La sirène de saint-Pierre

jbs67

 Quand la chandelle brûle dans les yeux de sa belle, le poète n’y voit-il pas un feu tout entier ?

Comme ce marin perdu au creux de la tempête, qui avait pris une fenêtre allumée au loin pour le phare salutaire.

 Ce n’était pourtant qu’une plage de galets ou s’échoua le navire, attiré par la traître illumination au coin de la maison. Mais le vent était sec et le bateau trop lourd : c’était inévitable.

 Jeanne avait sursauté, réveillée par le bruit.
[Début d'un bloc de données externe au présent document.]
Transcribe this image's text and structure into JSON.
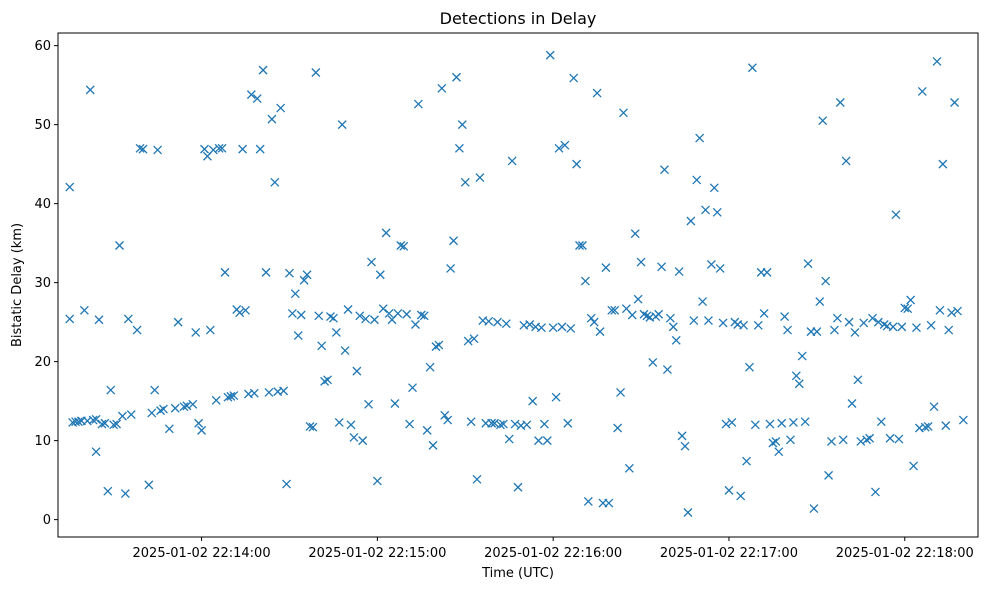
{
  "chart_data": {
    "type": "scatter",
    "title": "Detections in Delay",
    "xlabel": "Time (UTC)",
    "ylabel": "Bistatic Delay (km)",
    "marker": "x",
    "color": "#1f77b4",
    "grid": false,
    "x_ticks": [
      "22:14:00",
      "22:15:00",
      "22:16:00",
      "22:17:00",
      "22:18:00"
    ],
    "x_tick_labels": [
      "2025-01-02 22:14:00",
      "2025-01-02 22:15:00",
      "2025-01-02 22:16:00",
      "2025-01-02 22:17:00",
      "2025-01-02 22:18:00"
    ],
    "xlim": [
      "22:13:11",
      "22:18:25"
    ],
    "y_ticks": [
      0,
      10,
      20,
      30,
      40,
      50,
      60
    ],
    "ylim": [
      -2.2,
      61.6
    ],
    "series": [
      {
        "x": [
          "22:13:15",
          "22:13:15",
          "22:13:16",
          "22:13:17",
          "22:13:18",
          "22:13:19",
          "22:13:20",
          "22:13:21",
          "22:13:22",
          "22:13:23",
          "22:13:24",
          "22:13:24",
          "22:13:25",
          "22:13:26",
          "22:13:27",
          "22:13:28",
          "22:13:29",
          "22:13:30",
          "22:13:31",
          "22:13:32",
          "22:13:33",
          "22:13:34",
          "22:13:35",
          "22:13:36",
          "22:13:38",
          "22:13:39",
          "22:13:40",
          "22:13:42",
          "22:13:43",
          "22:13:44",
          "22:13:45",
          "22:13:46",
          "22:13:47",
          "22:13:49",
          "22:13:51",
          "22:13:52",
          "22:13:54",
          "22:13:55",
          "22:13:57",
          "22:13:58",
          "22:13:59",
          "22:14:00",
          "22:14:01",
          "22:14:02",
          "22:14:03",
          "22:14:04",
          "22:14:05",
          "22:14:06",
          "22:14:07",
          "22:14:08",
          "22:14:09",
          "22:14:10",
          "22:14:11",
          "22:14:12",
          "22:14:13",
          "22:14:14",
          "22:14:15",
          "22:14:16",
          "22:14:17",
          "22:14:18",
          "22:14:19",
          "22:14:20",
          "22:14:21",
          "22:14:22",
          "22:14:23",
          "22:14:24",
          "22:14:25",
          "22:14:26",
          "22:14:27",
          "22:14:28",
          "22:14:29",
          "22:14:30",
          "22:14:31",
          "22:14:32",
          "22:14:33",
          "22:14:34",
          "22:14:35",
          "22:14:36",
          "22:14:37",
          "22:14:38",
          "22:14:39",
          "22:14:40",
          "22:14:41",
          "22:14:42",
          "22:14:43",
          "22:14:44",
          "22:14:45",
          "22:14:46",
          "22:14:47",
          "22:14:48",
          "22:14:49",
          "22:14:50",
          "22:14:51",
          "22:14:52",
          "22:14:53",
          "22:14:54",
          "22:14:55",
          "22:14:56",
          "22:14:57",
          "22:14:58",
          "22:14:59",
          "22:15:00",
          "22:15:01",
          "22:15:02",
          "22:15:03",
          "22:15:04",
          "22:15:05",
          "22:15:06",
          "22:15:07",
          "22:15:08",
          "22:15:09",
          "22:15:10",
          "22:15:11",
          "22:15:12",
          "22:15:13",
          "22:15:14",
          "22:15:15",
          "22:15:16",
          "22:15:17",
          "22:15:18",
          "22:15:19",
          "22:15:20",
          "22:15:21",
          "22:15:22",
          "22:15:23",
          "22:15:24",
          "22:15:25",
          "22:15:26",
          "22:15:27",
          "22:15:28",
          "22:15:29",
          "22:15:30",
          "22:15:31",
          "22:15:32",
          "22:15:33",
          "22:15:34",
          "22:15:35",
          "22:15:36",
          "22:15:37",
          "22:15:38",
          "22:15:39",
          "22:15:40",
          "22:15:41",
          "22:15:42",
          "22:15:43",
          "22:15:44",
          "22:15:45",
          "22:15:46",
          "22:15:47",
          "22:15:48",
          "22:15:49",
          "22:15:50",
          "22:15:51",
          "22:15:52",
          "22:15:53",
          "22:15:54",
          "22:15:55",
          "22:15:56",
          "22:15:57",
          "22:15:58",
          "22:15:59",
          "22:16:00",
          "22:16:01",
          "22:16:02",
          "22:16:03",
          "22:16:04",
          "22:16:05",
          "22:16:06",
          "22:16:07",
          "22:16:08",
          "22:16:09",
          "22:16:10",
          "22:16:11",
          "22:16:12",
          "22:16:13",
          "22:16:14",
          "22:16:15",
          "22:16:16",
          "22:16:17",
          "22:16:18",
          "22:16:19",
          "22:16:20",
          "22:16:21",
          "22:16:22",
          "22:16:23",
          "22:16:24",
          "22:16:25",
          "22:16:26",
          "22:16:27",
          "22:16:28",
          "22:16:29",
          "22:16:30",
          "22:16:31",
          "22:16:32",
          "22:16:33",
          "22:16:34",
          "22:16:35",
          "22:16:36",
          "22:16:37",
          "22:16:38",
          "22:16:39",
          "22:16:40",
          "22:16:41",
          "22:16:42",
          "22:16:43",
          "22:16:44",
          "22:16:45",
          "22:16:46",
          "22:16:47",
          "22:16:48",
          "22:16:49",
          "22:16:50",
          "22:16:51",
          "22:16:52",
          "22:16:53",
          "22:16:54",
          "22:16:55",
          "22:16:56",
          "22:16:57",
          "22:16:58",
          "22:16:59",
          "22:17:00",
          "22:17:01",
          "22:17:02",
          "22:17:03",
          "22:17:04",
          "22:17:05",
          "22:17:06",
          "22:17:07",
          "22:17:08",
          "22:17:09",
          "22:17:10",
          "22:17:11",
          "22:17:12",
          "22:17:13",
          "22:17:14",
          "22:17:15",
          "22:17:16",
          "22:17:17",
          "22:17:18",
          "22:17:19",
          "22:17:20",
          "22:17:21",
          "22:17:22",
          "22:17:23",
          "22:17:24",
          "22:17:25",
          "22:17:26",
          "22:17:27",
          "22:17:28",
          "22:17:29",
          "22:17:30",
          "22:17:31",
          "22:17:32",
          "22:17:33",
          "22:17:34",
          "22:17:35",
          "22:17:36",
          "22:17:37",
          "22:17:38",
          "22:17:39",
          "22:17:40",
          "22:17:41",
          "22:17:42",
          "22:17:43",
          "22:17:44",
          "22:17:45",
          "22:17:46",
          "22:17:47",
          "22:17:48",
          "22:17:49",
          "22:17:50",
          "22:17:51",
          "22:17:52",
          "22:17:53",
          "22:17:54",
          "22:17:55",
          "22:17:56",
          "22:17:57",
          "22:17:58",
          "22:17:59",
          "22:18:00",
          "22:18:01",
          "22:18:02",
          "22:18:03",
          "22:18:04",
          "22:18:05",
          "22:18:06",
          "22:18:07",
          "22:18:08",
          "22:18:09",
          "22:18:10",
          "22:18:11",
          "22:18:12",
          "22:18:13",
          "22:18:14",
          "22:18:15",
          "22:18:16",
          "22:18:17",
          "22:18:18",
          "22:18:20"
        ],
        "y": [
          42.1,
          25.4,
          12.3,
          12.4,
          12.4,
          12.5,
          26.5,
          12.5,
          54.4,
          12.6,
          12.7,
          8.6,
          25.3,
          12.1,
          12.2,
          3.6,
          16.4,
          12.0,
          12.1,
          34.7,
          13.1,
          3.3,
          25.4,
          13.3,
          24.0,
          47.0,
          46.9,
          4.4,
          13.5,
          16.4,
          46.8,
          13.8,
          14.0,
          11.5,
          14.1,
          25.0,
          14.3,
          14.4,
          14.6,
          23.7,
          12.2,
          11.3,
          46.9,
          46.0,
          24.0,
          46.8,
          15.1,
          47.0,
          47.0,
          31.3,
          15.5,
          15.6,
          15.7,
          26.6,
          26.2,
          46.9,
          26.5,
          15.9,
          53.8,
          16.0,
          53.3,
          46.9,
          56.9,
          31.3,
          16.1,
          50.7,
          42.7,
          16.2,
          52.1,
          16.3,
          4.5,
          31.2,
          26.1,
          28.6,
          23.3,
          25.9,
          30.3,
          31.0,
          11.8,
          11.7,
          56.6,
          25.8,
          22.0,
          17.5,
          17.7,
          25.7,
          25.5,
          23.7,
          12.3,
          50.0,
          21.4,
          26.6,
          12.0,
          10.4,
          18.8,
          25.8,
          10.0,
          25.4,
          14.6,
          32.6,
          25.3,
          4.9,
          31.0,
          26.7,
          36.3,
          26.1,
          25.3,
          14.7,
          26.1,
          34.7,
          34.6,
          26.0,
          12.1,
          16.7,
          24.7,
          52.6,
          25.9,
          25.8,
          11.3,
          19.3,
          9.4,
          21.9,
          22.1,
          54.6,
          13.2,
          12.6,
          31.8,
          35.3,
          56.0,
          47.0,
          50.0,
          42.7,
          22.6,
          12.4,
          22.9,
          5.1,
          43.3,
          25.2,
          12.2,
          25.1,
          12.2,
          12.2,
          25.0,
          12.0,
          12.1,
          24.8,
          10.2,
          45.4,
          12.1,
          4.1,
          11.9,
          24.6,
          12.0,
          24.7,
          15.0,
          24.4,
          10.0,
          24.3,
          12.1,
          10.0,
          58.8,
          24.3,
          15.5,
          47.0,
          24.4,
          47.4,
          12.2,
          24.2,
          55.9,
          45.0,
          34.7,
          34.7,
          30.2,
          2.3,
          25.5,
          25.0,
          54.0,
          23.8,
          2.1,
          31.9,
          2.1,
          26.5,
          26.5,
          11.6,
          16.1,
          51.5,
          26.7,
          6.5,
          25.9,
          36.2,
          27.9,
          32.6,
          26.0,
          25.8,
          25.6,
          19.9,
          25.7,
          26.0,
          32.0,
          44.3,
          19.0,
          25.5,
          24.4,
          22.7,
          31.4,
          10.6,
          9.3,
          0.9,
          37.8,
          25.2,
          43.0,
          48.3,
          27.6,
          39.2,
          25.2,
          32.3,
          42.0,
          38.9,
          31.8,
          24.9,
          12.1,
          3.7,
          12.3,
          25.0,
          24.7,
          3.0,
          24.6,
          7.4,
          19.3,
          57.2,
          12.0,
          24.6,
          31.3,
          26.1,
          31.3,
          12.1,
          9.7,
          9.9,
          8.6,
          12.2,
          25.7,
          24.0,
          10.1,
          12.3,
          18.2,
          17.2,
          20.7,
          12.4,
          32.4,
          23.8,
          1.4,
          23.8,
          27.6,
          50.5,
          30.2,
          5.6,
          9.9,
          24.0,
          25.5,
          52.8,
          10.1,
          45.4,
          25.0,
          14.7,
          23.7,
          17.7,
          9.9,
          24.9,
          10.1,
          10.3,
          25.5,
          3.5,
          25.0,
          12.4,
          24.7,
          24.5,
          10.3,
          24.4,
          38.6,
          10.2,
          24.4,
          26.8,
          26.7,
          27.8,
          6.8,
          24.3,
          11.6,
          54.2,
          11.7,
          11.8,
          24.6,
          14.3,
          58.0,
          26.5,
          45.0,
          11.9,
          24.0,
          26.2,
          52.8,
          26.4,
          12.6
        ]
      }
    ]
  }
}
Un bruit qui débordait l’idée de la tempête, qui dépassait le vent, celui qui faisait peur : peur qu’il emporte tout sur un simple coup de tête. Mais peur surtout qu’il emporte un jour ce qui lui restait de raison au fond de sa solitude.

 Jeanne avait couru sous la pluie, guidée par les cris. Ce qu’elle ne savait pas, c’était que la simple lumière de sa salle de bain, oubliée par mégarde, avait attiré le bateau maintenant pathétique, couché sur le flanc. Les vagues chapardeuses cueillaient dans la coque éventrée des caisses qui roulaient, pâles esquifs vite perdus dans la nuit.

 Jeanne avait couru vers la voix pour secourir le naufragé. Elle ne savait que c’était son destin qui courait vers elle. Ce destin qu’elle avait allumé la veille au soir, en oubliant elle-même d’éteindre la lumière.

 Certaines nuits de tempête, Jeanne entend parfois le flot fripon qui roule dans la carcasse oubliée, mais elle n’a plus peur. Le marin est couché contre elle bien sagement : après le naufrage, il n’est jamais reparti. La lumière est bien éteinte, là-haut dans la salle de bain.